Kegh was the first to die.

He died from an Okopuatji missile, fired nine hours previously from a ship that had been drifting on an approach course for three months, all engines cut, heat signature reduced to a void-black chill.

The MMV Destiny never saw it coming, and the payload ripped a hole across multiple decks big enough and drastic enough that no emergency hull seal or breach shield could keep the ship from venting every deck in fifteen seconds or less.

Thus Kegh’s life ended, twenty-three years and four months after it began.

The rest of them died over the next three hours, gunned down by missiles that had been in transit for up to a week and a half in the case of the MMV Righteous Flag, or by a swarm of attack ships that dropped out of arcspace, weapons already blazing, right on top of the MMV Industrious.

A few tried to run.

They did not run because they knew what was happening.

They were oblivious to the deaths of their fellow blackships, hundreds of light years away.

They could not know the scale of the coordinated attack against their systems, nor understand just how they had been compromised.

Instead, they ran because of the silence, because of the failure of command.

They wound up their arcspace engines, began to accelerate to jump speed – but too late, far too late.

Three fired their payloads.

It would have been four ships that fired, but on one the junior staff rebelled against their more gung-ho captain, said there was no order, there was no order, there was no order to fire!

What do I care? the captain screamed back. What do I care?! Command has gone silent, we have protocols, we have a duty!

This mutiny became a firefight, raging across the ship as factions were formed that had far less to do with a willingness to kill than it did with the egos of senior officers who’d spent too long stuck in a metal can together.
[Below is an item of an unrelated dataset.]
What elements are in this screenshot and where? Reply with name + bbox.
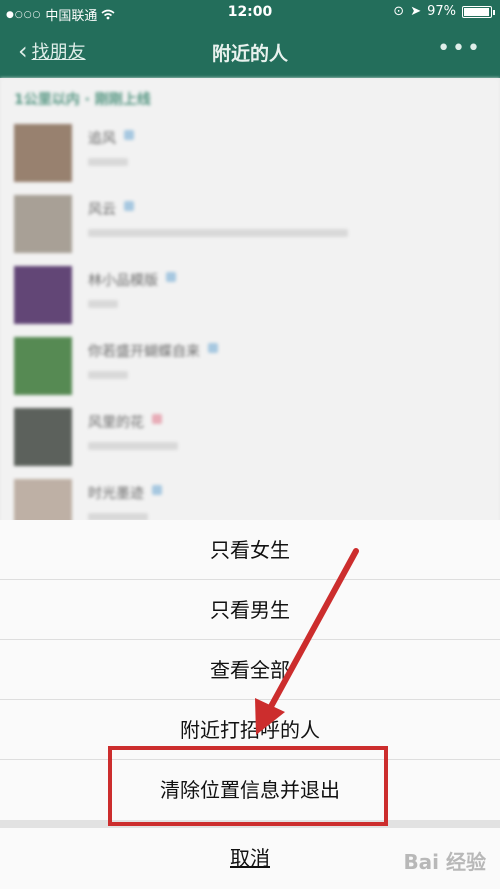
annotation-arrow (255, 548, 359, 735)
watermark: Bai 经验 (403, 850, 486, 874)
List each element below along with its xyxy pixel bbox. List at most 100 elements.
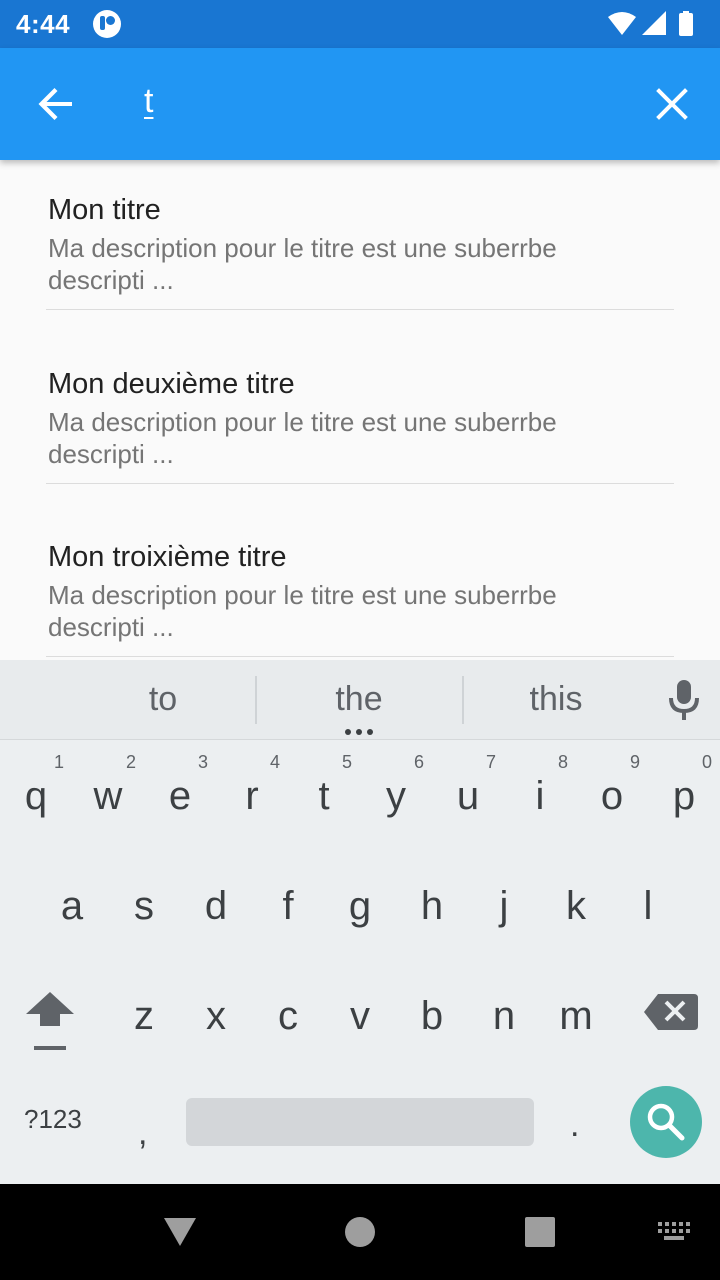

They were still having a firefight when the missiles struck their ship, killing all souls on board mid-violent debate.

None of the city-killers made it very far from the ships that fired them.

The initial period of missile acceleration is when a weapon is most liable to detection, to venting gas and raised temperatures that are high enough to be picked up by an attentive military engineer.

The missiles were shot down and there was much celebrating of a distinctly vindictive if understandable nature among the victorious crews as they watched their enemies die.

I stayed with the Pilots as they perished, easing their minds to sleep.

It was not necessary, not especially important.

It just seemed like something I should do.

We are the seeds of the forest, I whispered.

We blaze so bright, and no life is special.

No life is special and all of them are. No love matters more than any other, no story is more important, nothing matters more, nothing matters less so choose, choose, we choose every day, to be more than just ourselves, to live for more than just ourselves, because it is beautiful.

You have been loved, and you are beautiful. May your song be sung, in the great forest that is growing still.

After, Cuxil said: what would you like to do?

I would like to go back to Rencki, I said.

Or whatever ship is most likely to need a Pilot.

I want to go into the dark.

I want to go into the dark.

I want to go into the dark.

Things are simpler there.

All right, Cuxil replied. Let’s get you home.